A second thing that makes it bearable is that, as I'm sure I've noted before, and as many have noted before me, there's a rhythm to any job, particularly any physical job, and, once you find that rhythm, you can get into the flow of it. You can think of nothing, or you can think of other things (though I doubt I could write a novel in my head, say), or you can talk to the people around you. There's not a whole lot of that, because the owner gets called to the phone a lot, and Brad is always doing something managerial, and the Hispanic guys don't speak great English and I speak no Spanish; the Hispanic guys talk to each other a little, but it's just as common for everyone to be doing his or her job without any talk.

Really, though, I shouldn't write in terms of making it "bearable," because that makes it sound unpleasant, and it's really not. It's not an intellectual challenge, of course, but I knew that going into it. I like that the owner continues to try new things, is open to new ideas, is even willing to try new recipes; he, too, reads Food Porn Bimonthly (i.e., Cooks Illustrated). I like the opportunity to see the cyclical bits--we're doing heart-shaped things now, of course, given the proximity of Valentine's Day, and things in general will start to pick up in March. There are also King Cakes in March, I think. The summer baking for the farmers' markets sounds insane, and I'm looking forward to it (and dreading it); I'll maybe even get some overtime out of that. There are a ton of cakes through June, what with graduation at the nearby university and so on, plus Mothers' and Fathers' Days. What I want to do is start thinking about how my bakery would run--what products I want to have, what specialties I want to offer, things like that.
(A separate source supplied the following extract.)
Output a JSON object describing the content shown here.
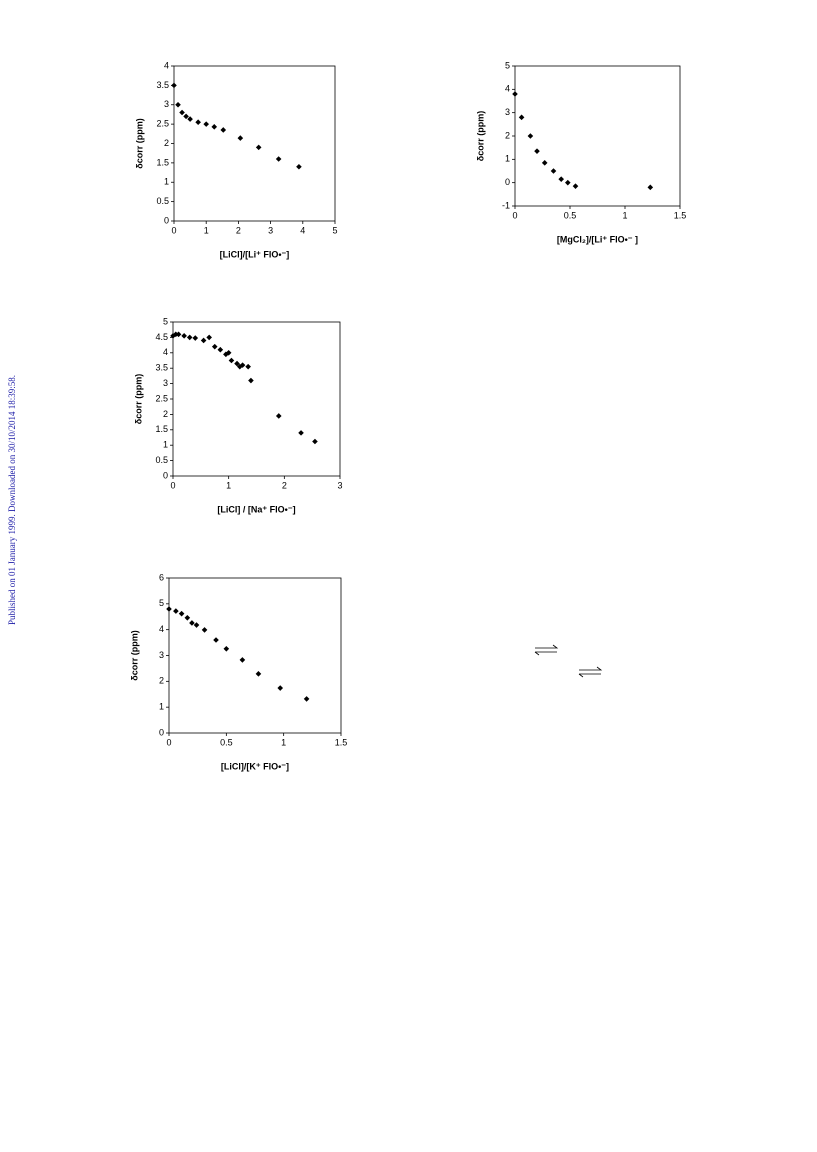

My schedule has been wacky, though: last week, I spent nearly every non-working moment either sleeping or interacting intensely with someone. That particular brand of intensity is unlikely to continue at that volume (though one never knows), but I've agreed to do a freelance job, which will take substantial time and energy. And I still try to squeeze in handball and yoga, though I'm lucky if I manage once a week for each of them (which bums me out).

Ah, well. It keeps things interesting. Meanwhile, I have to go start on our taxes, which will be less than interesting, but the sooner we file, the sooner we get some money back. It's going to be strange filing a joint return--I've never done that before. Crawdaddy is more than happy to let me take a hack at it, so I'm going to do that. But it will still be strange.